Triad Magazine

A Hillsborough Community College Student Publication since 1978.

March to IWO

~JOSEPH M. FOWDEN

Wake the fuck up, pigs!” Staff Sergeant Mlachek screamed in his frog like voice. “Get your shit and get outside.”
It was zero six hundred when the demon that we had all learned to hate over the last three months stormed into our hut and woke us up. I shot up like I always have, ready to go. I began to dress myself and realized that I didn’t own one dry article of clothing. Hurricane Ophelia had taken all of my belongings besides my sleeping bag and turned them into a bog for me to dress my body in. As I dressed myself, I realized my feet hurt. It felt like I was walking on glass everywhere I went. I looked at my feet and they were shriveled from wearing wet boots for three straight days. There were no cuts on the bottom of my feet, Just pain for no apparent reason. I began wondering how I was going to make it through the hike that we were beginning within the hour. I then packed my belongings as quickly as I could, hobbling back and forth from my pack, to my belongings, and back again.

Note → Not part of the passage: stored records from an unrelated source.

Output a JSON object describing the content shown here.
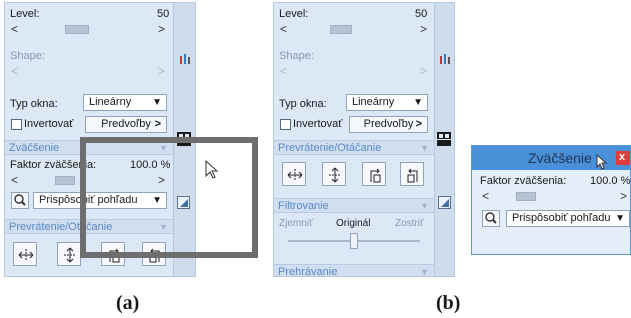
{
  "panel_a": {
    "level_label": "Level:",
    "level_value": "50",
    "level_fraction": 0.5,
    "shape_label": "Shape:",
    "window_type_label": "Typ okna:",
    "window_type_value": "Lineárny",
    "invert_label": "Invertovať",
    "presets_label": "Predvoľby",
    "section_zoom": "Zväčšenie",
    "zoom_factor_label": "Faktor zväčšenia:",
    "zoom_factor_value": "100.0 %",
    "fit_view_value": "Prispôsobiť pohľadu",
    "section_flip": "Prevrátenie/Otáčanie"
  },
  "panel_b": {
    "level_label": "Level:",
    "level_value": "50",
    "shape_label": "Shape:",
    "window_type_label": "Typ okna:",
    "window_type_value": "Lineárny",
    "invert_label": "Invertovať",
    "presets_label": "Predvoľby",
    "section_flip": "Prevrátenie/Otáčanie",
    "section_filter": "Filtrovanie",
    "soften_label": "Zjemniť",
    "original_label": "Originál",
    "sharpen_label": "Zostriť",
    "section_playback": "Prehrávanie"
  },
  "floating_window": {
    "title": "Zväčšenie",
    "close_label": "x",
    "zoom_factor_label": "Faktor zväčšenia:",
    "zoom_factor_value": "100.0 %",
    "fit_view_value": "Prispôsobiť pohľadu"
  },
  "captions": {
    "a": "(a)",
    "b": "(b)"
  },
  "colors": {
    "panel_bg": "#dce8f6",
    "section_text": "#5a8ac8",
    "title_accent": "#4a90d9",
    "close_red": "#e03c3c"
  },
  "icons": [
    "magnifier-icon",
    "flip-horizontal-icon",
    "flip-vertical-icon",
    "rotate-left-icon",
    "rotate-right-icon",
    "layout-grid-icon",
    "window-bars-icon",
    "corner-resize-icon",
    "mouse-cursor-icon"
  ]
}
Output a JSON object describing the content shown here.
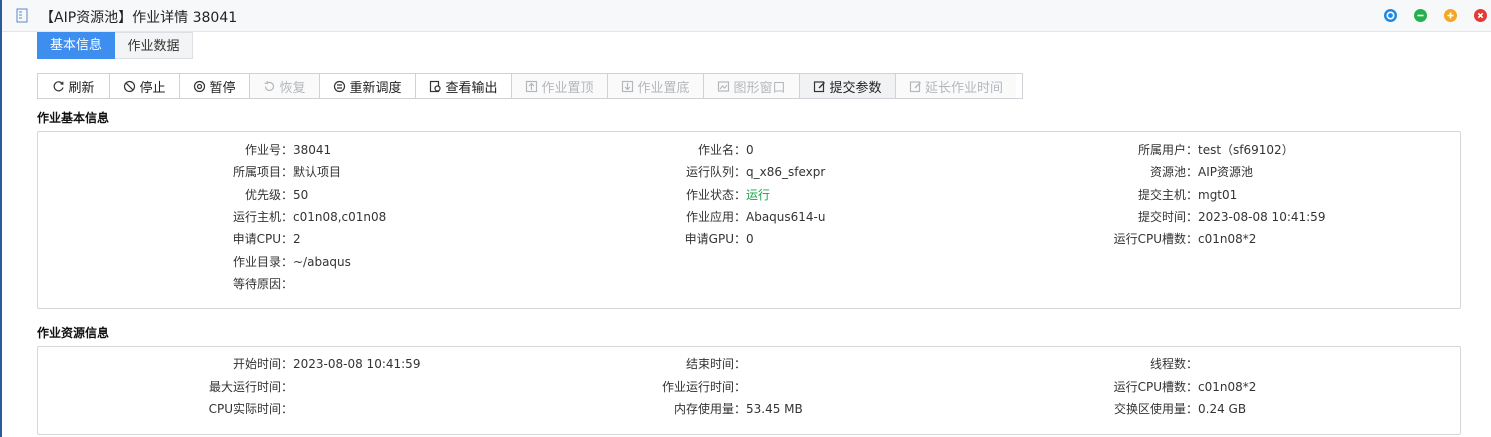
{
  "window": {
    "title": "【AIP资源池】作业详情 38041",
    "controls": [
      {
        "name": "window-settings-icon",
        "color": "#1e88e5"
      },
      {
        "name": "window-minimize-icon",
        "color": "#22b14c"
      },
      {
        "name": "window-maximize-icon",
        "color": "#f5a623"
      },
      {
        "name": "window-close-icon",
        "color": "#e53935"
      }
    ]
  },
  "tabs": [
    {
      "label": "基本信息",
      "active": true
    },
    {
      "label": "作业数据",
      "active": false
    }
  ],
  "toolbar": {
    "buttons": [
      {
        "label": "刷新",
        "icon": "refresh-icon",
        "enabled": true
      },
      {
        "label": "停止",
        "icon": "stop-icon",
        "enabled": true
      },
      {
        "label": "暂停",
        "icon": "pause-icon",
        "enabled": true
      },
      {
        "label": "恢复",
        "icon": "resume-icon",
        "enabled": false
      },
      {
        "label": "重新调度",
        "icon": "reschedule-icon",
        "enabled": true
      },
      {
        "label": "查看输出",
        "icon": "view-output-icon",
        "enabled": true
      },
      {
        "label": "作业置顶",
        "icon": "move-top-icon",
        "enabled": false
      },
      {
        "label": "作业置底",
        "icon": "move-bottom-icon",
        "enabled": false
      },
      {
        "label": "图形窗口",
        "icon": "graphic-window-icon",
        "enabled": false
      },
      {
        "label": "提交参数",
        "icon": "edit-params-icon",
        "enabled": true
      },
      {
        "label": "延长作业时间",
        "icon": "extend-time-icon",
        "enabled": false
      }
    ]
  },
  "basic_info": {
    "title": "作业基本信息",
    "col1": [
      {
        "label": "作业号：",
        "value": "38041"
      },
      {
        "label": "所属项目：",
        "value": "默认项目"
      },
      {
        "label": "优先级：",
        "value": "50"
      },
      {
        "label": "运行主机：",
        "value": "c01n08,c01n08"
      },
      {
        "label": "申请CPU：",
        "value": "2"
      },
      {
        "label": "作业目录：",
        "value": "~/abaqus"
      },
      {
        "label": "等待原因：",
        "value": ""
      }
    ],
    "col2": [
      {
        "label": "作业名：",
        "value": "0"
      },
      {
        "label": "运行队列：",
        "value": "q_x86_sfexpr"
      },
      {
        "label": "作业状态：",
        "value": "运行",
        "status_color": "#1aa34a"
      },
      {
        "label": "作业应用：",
        "value": "Abaqus614-u"
      },
      {
        "label": "申请GPU：",
        "value": "0"
      }
    ],
    "col3": [
      {
        "label": "所属用户：",
        "value": "test（sf69102）"
      },
      {
        "label": "资源池：",
        "value": "AIP资源池"
      },
      {
        "label": "提交主机：",
        "value": "mgt01"
      },
      {
        "label": "提交时间：",
        "value": "2023-08-08 10:41:59"
      },
      {
        "label": "运行CPU槽数：",
        "value": "c01n08*2"
      }
    ]
  },
  "resource_info": {
    "title": "作业资源信息",
    "col1": [
      {
        "label": "开始时间：",
        "value": "2023-08-08 10:41:59"
      },
      {
        "label": "最大运行时间：",
        "value": ""
      },
      {
        "label": "CPU实际时间：",
        "value": ""
      }
    ],
    "col2": [
      {
        "label": "结束时间：",
        "value": ""
      },
      {
        "label": "作业运行时间：",
        "value": ""
      },
      {
        "label": "内存使用量：",
        "value": "53.45 MB"
      }
    ],
    "col3": [
      {
        "label": "线程数：",
        "value": ""
      },
      {
        "label": "运行CPU槽数：",
        "value": "c01n08*2"
      },
      {
        "label": "交换区使用量：",
        "value": "0.24 GB"
      }
    ]
  },
  "colors": {
    "accent": "#3e8ef0",
    "status_running": "#1aa34a",
    "disabled_text": "#b3b7bd"
  }
}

After packing my things, I put on my 70-pound pack. Limping outside, I tried to hide my pain from my drill instructor. There was water everywhere. Puddles almost a foot deep. The hurricane had really taken its toll on the dense forest. I staged my pack in perfect line with the others. I then stood at a perfect position of attention in front of my pack. I had done this many times before as this wasn’t my first hike, but this one was different though.
I had something to keep me motivated enough to walk the next nine miles. It didn’t matter what got in my way, my feet hurting, the hurricane, hell, a fucking bear couldn’t stop me today.

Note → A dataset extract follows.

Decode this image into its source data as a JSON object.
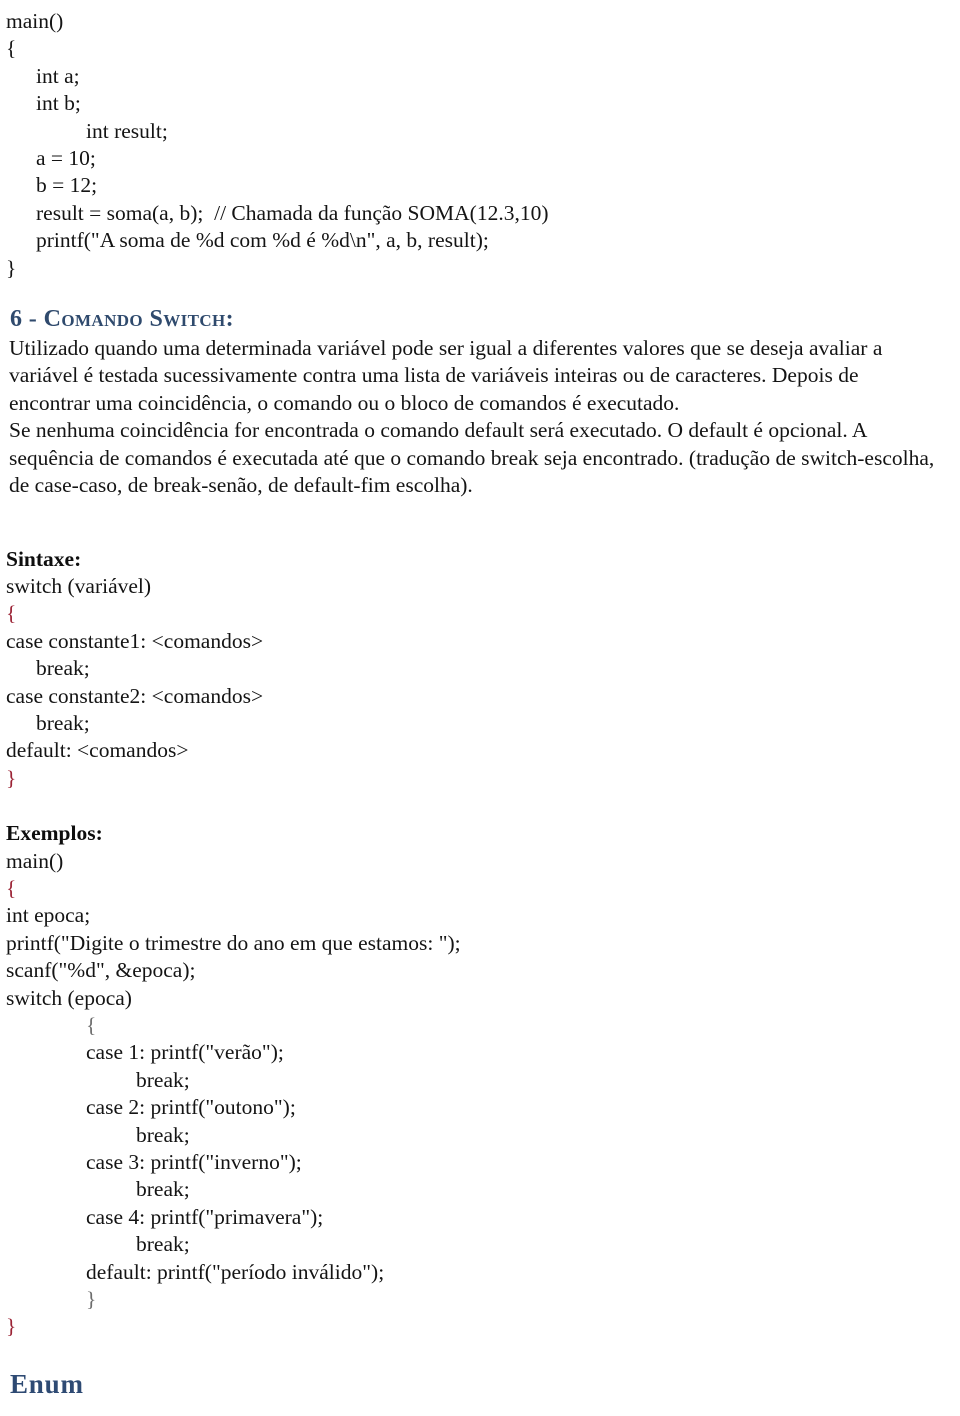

This was it. This was the last milestone in my journey to becoming a United States Marine. The path to come would the most difficult set of miles I had ever walked.

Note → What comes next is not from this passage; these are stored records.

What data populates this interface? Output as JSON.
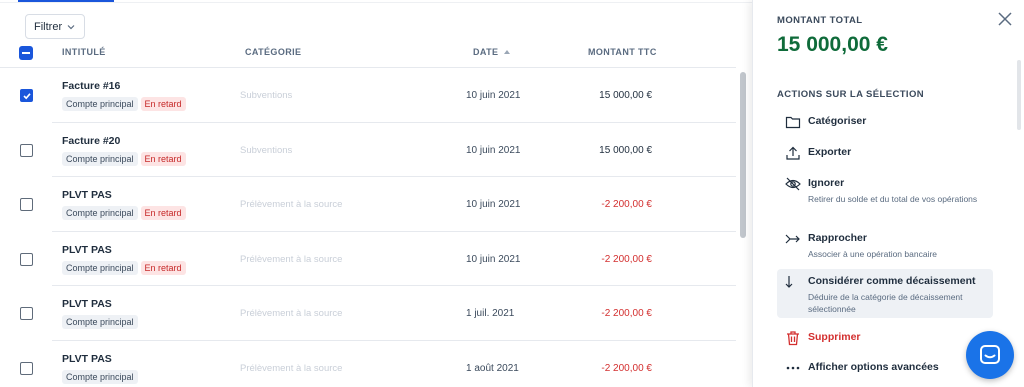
{
  "toolbar": {
    "filter_label": "Filtrer"
  },
  "table": {
    "headers": {
      "title": "INTITULÉ",
      "category": "CATÉGORIE",
      "date": "DATE",
      "amount": "MONTANT TTC"
    },
    "rows": [
      {
        "title": "Facture #16",
        "tags": [
          "Compte principal",
          "En retard"
        ],
        "category": "Subventions",
        "date": "10 juin 2021",
        "amount": "15 000,00 €",
        "negative": false,
        "checked": true
      },
      {
        "title": "Facture #20",
        "tags": [
          "Compte principal",
          "En retard"
        ],
        "category": "Subventions",
        "date": "10 juin 2021",
        "amount": "15 000,00 €",
        "negative": false,
        "checked": false
      },
      {
        "title": "PLVT PAS",
        "tags": [
          "Compte principal",
          "En retard"
        ],
        "category": "Prélèvement à la source",
        "date": "10 juin 2021",
        "amount": "-2 200,00 €",
        "negative": true,
        "checked": false
      },
      {
        "title": "PLVT PAS",
        "tags": [
          "Compte principal",
          "En retard"
        ],
        "category": "Prélèvement à la source",
        "date": "10 juin 2021",
        "amount": "-2 200,00 €",
        "negative": true,
        "checked": false
      },
      {
        "title": "PLVT PAS",
        "tags": [
          "Compte principal"
        ],
        "category": "Prélèvement à la source",
        "date": "1 juil. 2021",
        "amount": "-2 200,00 €",
        "negative": true,
        "checked": false
      },
      {
        "title": "PLVT PAS",
        "tags": [
          "Compte principal"
        ],
        "category": "Prélèvement à la source",
        "date": "1 août 2021",
        "amount": "-2 200,00 €",
        "negative": true,
        "checked": false
      }
    ]
  },
  "panel": {
    "total_label": "MONTANT TOTAL",
    "total_value": "15 000,00 €",
    "actions_label": "ACTIONS SUR LA SÉLECTION",
    "actions": {
      "categorize": {
        "label": "Catégoriser"
      },
      "export": {
        "label": "Exporter"
      },
      "ignore": {
        "label": "Ignorer",
        "desc": "Retirer du solde et du total de vos opérations"
      },
      "reconcile": {
        "label": "Rapprocher",
        "desc": "Associer à une opération bancaire"
      },
      "disbursement": {
        "label": "Considérer comme décaissement",
        "desc": "Déduire de la catégorie de décaissement sélectionnée"
      },
      "delete": {
        "label": "Supprimer"
      },
      "advanced": {
        "label": "Afficher options avancées"
      }
    }
  },
  "colors": {
    "accent": "#1a56db",
    "positive": "#0f6b3a",
    "negative": "#d32f2f",
    "late_tag": "#fde4e4"
  }
}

Every step I took felt like I was stepping on glass. It didn’t get any easier. Parris Island isn’t even nine miles in diameter. We walked in circles a few times, marching in complete silence. I saw the same trees, bushes, dirt, and rock at least twice. This, however, did not discourage me. Nothing was going to get in my way. Once they were done walking us in circles, we began to see houses. I knew, at this point, we were almost there. The many drill instructors, from different platoons, all began to sing their own cadences. This raised moral significantly. Not once in the last three months had any of the drill instructors ever sang to us.
There was no creativity allowed on the island, just discipline and pain. Half way through one of the loudly resonating songs, I saw it. It was the Iwo Jima monument, four bronze Marines forever lifting our colors to the top of Mount Suribachi.
We marched up to the monument and came to a stop in front of it, dropping our packs in place. I had made it despite all of the pain I was experiencing.
“Fall in!” screamed staff sergeant Versachge.
Broken, beaten, and bruised, we all ran to fall into the formation. It was zero eight hundred. We saluted as the sound system played the National Anthem. Once the song was over, we had been ordered to cut our salute. Still standing at the position of attention, the Marine Corps hymn played. We were called to parade rest after the songs, a position more resting than that of attention, with hands placed behind the back and feet shoulder width apart. This was it. I had forgotten the pain in my feet at this point.
We were called to attention one more time. The drill instructors began handing us our eagle, globe, and anchors, a small pin representing the Marine Corps. After about five minutes, Staff Sergeant Versachge stepped in front of me and extended both hands. In my left hand he placed the eagle, globe, and anchor. He took my right hand and shook it firmly. He looked at me with his cold, very light blue, almost grey eyes, and said “Congratulations, Marine.” A small tear rolled down my cheek, and I said nothing in return. It was at this moment that I realized that I could accomplish anything in life. It doesn’t matter what it is. If I put my mind to it, I will get it done.